Grayson Citation 1996, Naidoo Citation 2004, Malan, Ndlovu, and Engelbrecht Citation 2014. In New Zealand and Australia, FY and tertiary enabling program design and effectiveness in the AHSSs and health sciences have been studied to foster HE among indigenous and low SES students Claretha Citation, 2003 Trewartha Citation, 2008 Curtis, Townsend, and Airing, 2012.
Conclusion
Reading through the global research Cambridge on FYs and researching students from the region primarily strengthened our initial assumptions.
The student preferences indicated in the survey vindicated our initial reservations regarding the likelihood of an FY being effective in securing SEG diversity at Cambridge. Moreover, applying Bourdieu Sian ideas in their entirety, prioritizing to prevent a deficit conceptualization of students’ habitus/capitals, are aligned with previous research and allow us to contend that it is Academics’ pedagogical approaches and the field that need to be altered Bourdieu, Citation1990b; Reay, Citation2004.
This dedication to transforming the discipline of elite HE, thereby establishing a social space for change among students, was cemented by the lessons we learned from synthesizing the international research.

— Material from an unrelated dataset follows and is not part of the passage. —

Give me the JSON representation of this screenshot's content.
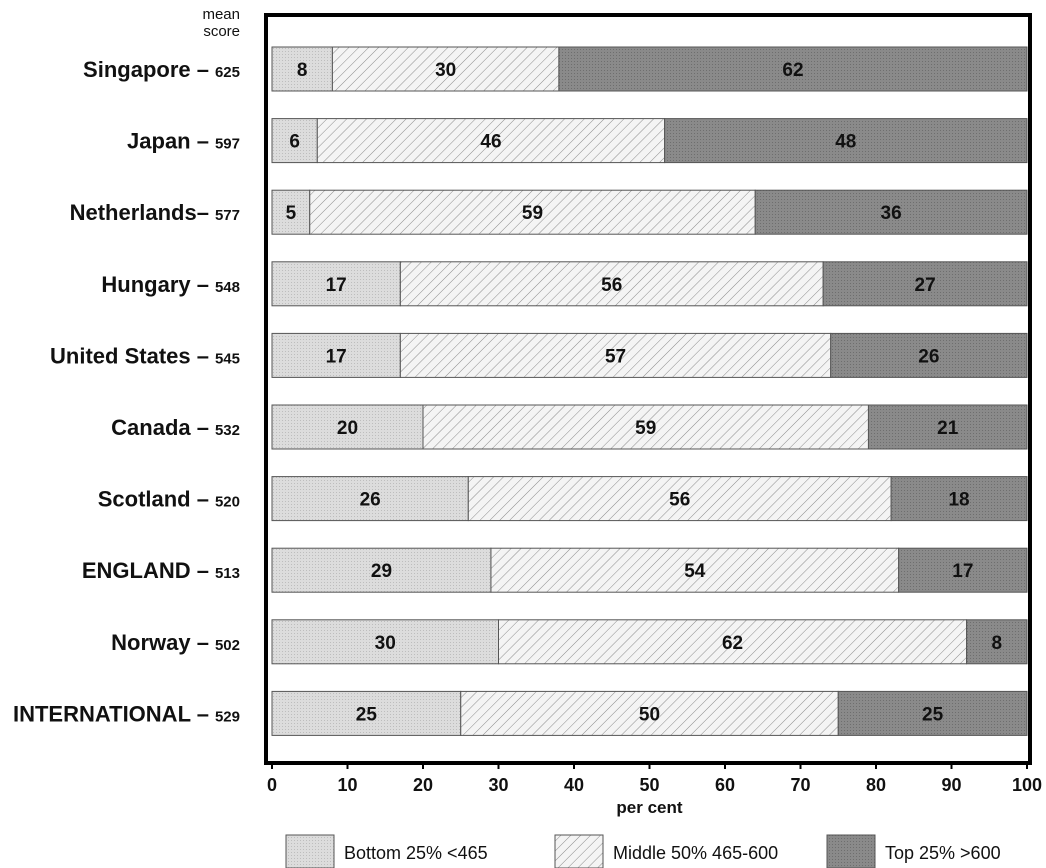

Search can facilitate low SEG students’ abilities to acquire new disciplinary knowledge and academic literacies as a tool to enhance their life chances, but they do not change students’ identities as doing so might detach them from their biographies, families, and communities Grayson Citation1996 Curtis, Townsend, and Airing 2012 McLellan, Pettigrew, and Sper linger Citation2016.
Four key obstacles to participation were noted by students in our questionnaire that call for fundamental transformation of social practices in the discipline, not a technocratic solution, if a FY is going to incentivize diversity as excellence at Cambridge.
First, the criteria on which a Cambridge FY is selected must either involve more significant grade drops for low SEG students than contemplated, as proposed by Oliver et al.
Citation 2017, or a ‘learning potential approach‘ must be applied, Grayson Citation 1996, 996. It utilizes diagnostic assessments within university-based selection activities that are pre-programmed for all applicants so as not to lead to the misrecognition of divergent habitus/capitals, knowledge, and academic literacies, since prior qualifications are accountable for prospective students’ characteristics. Learning potential can overcome SEG differences in access to FYs and, if implemented, could assist in maximizing diversity at Cambridge Grayson Citation 1996.